A Bain & Company revela que o valor global das operações de buyout no setor tecnológico caiu dos 65 mil milhões de dólares, no quarto trimestre de 2025, para 20 mil milhões, no primeiro trimestre deste ano. E, segundo a consultora, a ausência de consenso entre os investidores sobre o impacto da inteligência artificial nos modelos de negócio das empresas de software está a dificultar a avaliação de ativos e a travar operações de maior dimensão.

No período analisado, as avaliações de empresas de software detidas por fundos de PE recuaram cerca de 8% a nível global. Contudo, a Europa revelou uma mais resistência que os Estados Unidos, com uma queda de 4,2%, comparado com 8,9% no mercado norte-americano.

Outro aspeto relevante apontado pelo estudo prende-se com o facto de os retornos do Private Equity estarem mais exigentes, na medida em que uma operação que há dez anos precisava de gerar cerca de 5% de crescimento anual do EBITDA para atingir um retorno de 2,5 vezes o capital investido, atualmente exige entre 10% e 12%. Dessa forma, a combinação de custos de financiamento mais elevados e múltiplos de aquisição ainda elevados está a aumentar a pressão sobre a criação de valor operacional e a obrigar os investidores a serem mais seletivos.
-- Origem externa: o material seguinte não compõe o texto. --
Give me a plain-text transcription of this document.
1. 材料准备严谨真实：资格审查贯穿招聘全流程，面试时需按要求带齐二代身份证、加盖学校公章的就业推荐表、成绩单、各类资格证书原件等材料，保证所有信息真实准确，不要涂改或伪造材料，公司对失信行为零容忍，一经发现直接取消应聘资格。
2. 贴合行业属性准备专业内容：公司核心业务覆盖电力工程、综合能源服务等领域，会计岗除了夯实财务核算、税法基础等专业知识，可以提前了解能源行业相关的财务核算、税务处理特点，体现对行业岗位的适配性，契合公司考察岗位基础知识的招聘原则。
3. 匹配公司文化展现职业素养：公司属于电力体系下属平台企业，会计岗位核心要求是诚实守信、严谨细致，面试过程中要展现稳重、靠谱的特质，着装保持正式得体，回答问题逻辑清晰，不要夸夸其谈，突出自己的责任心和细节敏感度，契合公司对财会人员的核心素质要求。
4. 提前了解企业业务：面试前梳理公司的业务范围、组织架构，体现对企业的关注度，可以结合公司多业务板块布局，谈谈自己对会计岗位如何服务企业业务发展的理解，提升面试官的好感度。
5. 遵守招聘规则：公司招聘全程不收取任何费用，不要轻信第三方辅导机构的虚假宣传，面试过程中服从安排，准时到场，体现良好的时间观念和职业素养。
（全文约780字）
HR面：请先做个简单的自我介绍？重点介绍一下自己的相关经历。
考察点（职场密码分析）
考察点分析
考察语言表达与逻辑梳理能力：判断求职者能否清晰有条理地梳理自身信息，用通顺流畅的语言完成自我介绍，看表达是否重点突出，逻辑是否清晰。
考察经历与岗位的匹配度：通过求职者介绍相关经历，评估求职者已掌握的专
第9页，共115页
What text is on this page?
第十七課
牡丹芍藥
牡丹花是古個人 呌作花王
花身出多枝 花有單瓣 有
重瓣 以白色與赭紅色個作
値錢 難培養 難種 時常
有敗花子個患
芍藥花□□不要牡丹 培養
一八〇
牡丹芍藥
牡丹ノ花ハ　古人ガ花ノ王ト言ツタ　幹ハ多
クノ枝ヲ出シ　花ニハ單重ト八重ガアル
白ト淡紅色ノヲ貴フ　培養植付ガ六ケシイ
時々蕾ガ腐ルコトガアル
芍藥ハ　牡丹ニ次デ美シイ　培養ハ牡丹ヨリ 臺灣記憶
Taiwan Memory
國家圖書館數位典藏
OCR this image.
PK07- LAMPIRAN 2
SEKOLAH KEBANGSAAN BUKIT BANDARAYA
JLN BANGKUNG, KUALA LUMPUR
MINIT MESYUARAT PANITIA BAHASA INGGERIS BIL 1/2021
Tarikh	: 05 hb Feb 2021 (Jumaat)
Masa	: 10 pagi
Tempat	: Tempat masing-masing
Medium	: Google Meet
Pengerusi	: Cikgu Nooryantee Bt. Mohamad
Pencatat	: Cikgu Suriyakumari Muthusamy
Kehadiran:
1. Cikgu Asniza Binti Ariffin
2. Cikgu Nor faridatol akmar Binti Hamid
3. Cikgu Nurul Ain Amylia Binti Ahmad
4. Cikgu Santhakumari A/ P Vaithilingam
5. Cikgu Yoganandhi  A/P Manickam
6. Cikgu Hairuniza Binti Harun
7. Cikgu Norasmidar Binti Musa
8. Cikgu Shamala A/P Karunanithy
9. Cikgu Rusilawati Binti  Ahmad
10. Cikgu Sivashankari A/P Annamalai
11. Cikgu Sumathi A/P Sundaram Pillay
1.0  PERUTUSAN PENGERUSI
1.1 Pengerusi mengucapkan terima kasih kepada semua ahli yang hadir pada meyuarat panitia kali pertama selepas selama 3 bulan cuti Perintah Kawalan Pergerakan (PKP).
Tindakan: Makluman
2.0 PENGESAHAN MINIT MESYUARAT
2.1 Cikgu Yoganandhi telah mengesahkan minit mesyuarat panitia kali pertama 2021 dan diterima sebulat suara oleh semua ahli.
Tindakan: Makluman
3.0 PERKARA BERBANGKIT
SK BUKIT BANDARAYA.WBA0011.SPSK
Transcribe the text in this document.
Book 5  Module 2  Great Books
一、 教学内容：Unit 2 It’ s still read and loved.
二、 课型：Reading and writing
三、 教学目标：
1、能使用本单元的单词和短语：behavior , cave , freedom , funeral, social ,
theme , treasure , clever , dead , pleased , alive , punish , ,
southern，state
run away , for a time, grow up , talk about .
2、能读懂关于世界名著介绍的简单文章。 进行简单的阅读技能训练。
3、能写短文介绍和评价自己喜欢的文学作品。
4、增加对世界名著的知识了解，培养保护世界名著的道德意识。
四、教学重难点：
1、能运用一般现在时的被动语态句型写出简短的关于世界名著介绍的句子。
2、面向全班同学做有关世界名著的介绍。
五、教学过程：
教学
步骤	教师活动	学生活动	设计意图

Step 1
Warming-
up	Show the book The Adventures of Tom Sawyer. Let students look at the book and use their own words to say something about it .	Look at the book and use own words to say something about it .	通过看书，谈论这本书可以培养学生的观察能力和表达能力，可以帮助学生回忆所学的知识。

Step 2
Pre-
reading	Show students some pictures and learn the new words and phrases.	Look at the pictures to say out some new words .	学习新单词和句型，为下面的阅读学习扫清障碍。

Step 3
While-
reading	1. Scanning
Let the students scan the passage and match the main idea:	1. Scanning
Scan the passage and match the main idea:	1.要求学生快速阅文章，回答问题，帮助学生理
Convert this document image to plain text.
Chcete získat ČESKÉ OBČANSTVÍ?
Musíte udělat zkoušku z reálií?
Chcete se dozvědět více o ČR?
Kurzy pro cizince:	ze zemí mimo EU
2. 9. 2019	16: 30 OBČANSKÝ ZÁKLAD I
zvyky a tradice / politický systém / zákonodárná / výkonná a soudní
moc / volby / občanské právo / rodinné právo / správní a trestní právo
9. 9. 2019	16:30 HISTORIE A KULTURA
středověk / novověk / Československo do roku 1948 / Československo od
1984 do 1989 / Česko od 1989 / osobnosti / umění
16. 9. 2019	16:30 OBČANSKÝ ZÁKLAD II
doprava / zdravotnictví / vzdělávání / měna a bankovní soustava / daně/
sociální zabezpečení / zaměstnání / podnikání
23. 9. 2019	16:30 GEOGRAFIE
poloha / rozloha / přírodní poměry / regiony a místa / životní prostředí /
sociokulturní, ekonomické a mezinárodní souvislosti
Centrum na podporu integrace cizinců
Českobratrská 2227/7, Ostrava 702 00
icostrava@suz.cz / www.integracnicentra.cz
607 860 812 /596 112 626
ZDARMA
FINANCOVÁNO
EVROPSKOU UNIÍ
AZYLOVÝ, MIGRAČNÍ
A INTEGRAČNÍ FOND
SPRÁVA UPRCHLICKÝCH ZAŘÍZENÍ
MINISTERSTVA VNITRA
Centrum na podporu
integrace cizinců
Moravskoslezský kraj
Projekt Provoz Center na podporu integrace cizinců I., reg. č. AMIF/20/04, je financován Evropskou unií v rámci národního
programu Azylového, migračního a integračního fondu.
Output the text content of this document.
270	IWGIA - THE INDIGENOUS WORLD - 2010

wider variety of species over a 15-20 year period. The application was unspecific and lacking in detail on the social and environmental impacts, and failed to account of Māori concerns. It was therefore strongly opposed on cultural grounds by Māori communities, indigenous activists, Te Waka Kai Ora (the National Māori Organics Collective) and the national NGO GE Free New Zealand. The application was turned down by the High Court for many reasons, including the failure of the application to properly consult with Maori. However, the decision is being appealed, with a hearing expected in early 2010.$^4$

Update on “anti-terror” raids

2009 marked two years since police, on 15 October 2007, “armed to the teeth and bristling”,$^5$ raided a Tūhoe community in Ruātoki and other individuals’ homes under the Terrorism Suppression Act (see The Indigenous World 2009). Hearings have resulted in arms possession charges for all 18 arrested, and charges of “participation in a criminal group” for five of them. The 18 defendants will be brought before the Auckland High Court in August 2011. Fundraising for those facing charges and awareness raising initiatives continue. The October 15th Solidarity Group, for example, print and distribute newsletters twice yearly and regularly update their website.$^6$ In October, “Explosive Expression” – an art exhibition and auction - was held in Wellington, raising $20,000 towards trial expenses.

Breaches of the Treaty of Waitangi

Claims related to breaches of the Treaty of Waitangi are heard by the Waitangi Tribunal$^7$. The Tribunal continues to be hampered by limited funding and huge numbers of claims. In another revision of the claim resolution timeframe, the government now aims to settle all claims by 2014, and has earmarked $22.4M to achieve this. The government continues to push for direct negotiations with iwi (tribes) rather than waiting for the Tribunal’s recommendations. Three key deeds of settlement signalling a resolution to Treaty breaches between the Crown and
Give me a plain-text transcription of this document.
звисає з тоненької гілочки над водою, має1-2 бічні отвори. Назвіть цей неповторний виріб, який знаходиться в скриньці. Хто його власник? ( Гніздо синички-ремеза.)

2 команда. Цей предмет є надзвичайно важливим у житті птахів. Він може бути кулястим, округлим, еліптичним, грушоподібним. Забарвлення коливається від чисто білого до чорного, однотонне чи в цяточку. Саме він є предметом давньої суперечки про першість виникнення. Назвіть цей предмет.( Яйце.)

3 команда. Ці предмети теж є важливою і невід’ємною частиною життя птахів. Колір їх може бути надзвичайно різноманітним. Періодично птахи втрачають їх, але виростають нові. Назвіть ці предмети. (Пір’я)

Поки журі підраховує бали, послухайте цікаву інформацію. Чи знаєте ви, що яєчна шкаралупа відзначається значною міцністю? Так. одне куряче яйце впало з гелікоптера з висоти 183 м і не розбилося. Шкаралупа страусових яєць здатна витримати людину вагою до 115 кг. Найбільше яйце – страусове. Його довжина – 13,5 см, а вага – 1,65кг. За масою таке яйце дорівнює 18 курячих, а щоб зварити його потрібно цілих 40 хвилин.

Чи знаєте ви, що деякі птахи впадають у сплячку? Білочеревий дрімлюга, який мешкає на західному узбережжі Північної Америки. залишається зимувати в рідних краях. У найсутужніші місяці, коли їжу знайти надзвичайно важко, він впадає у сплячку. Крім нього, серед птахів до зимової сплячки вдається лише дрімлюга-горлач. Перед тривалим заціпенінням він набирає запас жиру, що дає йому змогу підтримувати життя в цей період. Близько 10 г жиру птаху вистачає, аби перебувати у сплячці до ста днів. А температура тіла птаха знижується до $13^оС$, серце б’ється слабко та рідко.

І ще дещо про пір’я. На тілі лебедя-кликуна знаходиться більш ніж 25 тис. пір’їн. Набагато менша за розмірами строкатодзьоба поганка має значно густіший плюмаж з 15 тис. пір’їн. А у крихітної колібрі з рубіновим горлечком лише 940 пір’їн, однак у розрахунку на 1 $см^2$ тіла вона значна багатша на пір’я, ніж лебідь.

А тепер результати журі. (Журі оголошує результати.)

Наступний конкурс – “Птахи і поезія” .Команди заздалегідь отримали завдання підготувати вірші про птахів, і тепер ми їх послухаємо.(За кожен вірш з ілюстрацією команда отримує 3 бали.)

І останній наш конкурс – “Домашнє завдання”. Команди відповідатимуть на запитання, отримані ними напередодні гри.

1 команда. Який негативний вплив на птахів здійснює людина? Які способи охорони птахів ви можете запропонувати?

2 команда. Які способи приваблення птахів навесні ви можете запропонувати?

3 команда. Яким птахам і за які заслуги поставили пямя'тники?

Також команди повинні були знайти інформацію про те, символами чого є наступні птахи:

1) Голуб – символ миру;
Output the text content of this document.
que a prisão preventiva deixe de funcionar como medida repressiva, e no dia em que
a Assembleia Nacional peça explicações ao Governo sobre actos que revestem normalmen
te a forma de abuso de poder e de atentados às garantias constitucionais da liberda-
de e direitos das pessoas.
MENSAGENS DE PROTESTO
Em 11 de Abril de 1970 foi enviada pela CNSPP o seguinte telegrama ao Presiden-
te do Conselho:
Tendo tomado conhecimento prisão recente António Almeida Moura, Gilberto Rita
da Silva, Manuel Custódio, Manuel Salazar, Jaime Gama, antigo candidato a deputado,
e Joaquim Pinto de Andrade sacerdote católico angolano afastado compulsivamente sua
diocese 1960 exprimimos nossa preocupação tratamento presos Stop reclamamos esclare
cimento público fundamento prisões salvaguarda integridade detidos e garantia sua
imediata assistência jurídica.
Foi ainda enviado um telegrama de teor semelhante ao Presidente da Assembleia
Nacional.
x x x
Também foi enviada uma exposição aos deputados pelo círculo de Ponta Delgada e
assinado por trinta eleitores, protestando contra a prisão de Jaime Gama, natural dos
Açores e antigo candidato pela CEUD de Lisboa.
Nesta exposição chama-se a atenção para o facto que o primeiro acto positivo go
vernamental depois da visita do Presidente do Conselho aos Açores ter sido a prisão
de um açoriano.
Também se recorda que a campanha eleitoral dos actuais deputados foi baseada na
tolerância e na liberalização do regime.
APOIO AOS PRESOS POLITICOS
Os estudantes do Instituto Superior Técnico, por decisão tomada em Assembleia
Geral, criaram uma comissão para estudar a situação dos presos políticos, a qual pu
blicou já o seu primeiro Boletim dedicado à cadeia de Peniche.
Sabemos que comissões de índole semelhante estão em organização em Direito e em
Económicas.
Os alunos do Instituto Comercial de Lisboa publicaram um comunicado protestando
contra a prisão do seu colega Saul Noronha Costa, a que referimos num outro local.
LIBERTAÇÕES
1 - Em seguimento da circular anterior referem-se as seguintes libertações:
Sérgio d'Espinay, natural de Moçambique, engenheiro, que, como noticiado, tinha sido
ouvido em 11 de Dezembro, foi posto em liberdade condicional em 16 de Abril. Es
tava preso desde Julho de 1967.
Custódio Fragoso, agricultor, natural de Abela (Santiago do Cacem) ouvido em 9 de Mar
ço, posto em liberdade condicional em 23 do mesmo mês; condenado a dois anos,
Aliás, Álvaro Pires, partner da Bain & Company, sublinha que “a indústria já não pode contar com a expansão das avaliações para gerar retornos. Num contexto de financiamento mais caro e menor liquidez, a criação de valor operacional tornou-se decisiva para o sucesso dos investimentos”.

Outras conclusões do estudo mostram que apesar dos mercados continuarem funcionais e de existir capital disponível para investir, a recuperação da atividade continua condicionada pela dificuldade em concretizar saídas e devolver capital aos investidores.

Além disso, a Bain & Company estima que o ciclo implícito de recuperação e redistribuição de capital no setor se tenha prolongado para cerca de sete anos. Por sua vez, os investidores estão mais seletivos, com cerca de 20% dos investidores institucionais a afirmarem estar a reduzir a sua exposição a fundos de buyout devido a restrições de liquidez ou a expetativas de retorno mais moderadas.

A captação de fundos também continua sob pressão, com os investidores a exigirem maior disciplina na alocação de capital e condições mais favoráveis antes de assumirem novos compromissos.

Perante estas conclusões, a Bain & Company destaca três prioridades para os fundos de Private Equity: reforçar a criação de valor operacional; acelerar a adoção da inteligência artificial como motor de eficiência e crescimento; e alocar recursos nos ativos com maior potencial de valorização. “O foco deve estar nos ativos com maior potencial de valorização e capacidade de transformação, incluindo através da inteligência artificial”, conclui partner da Bain & Company.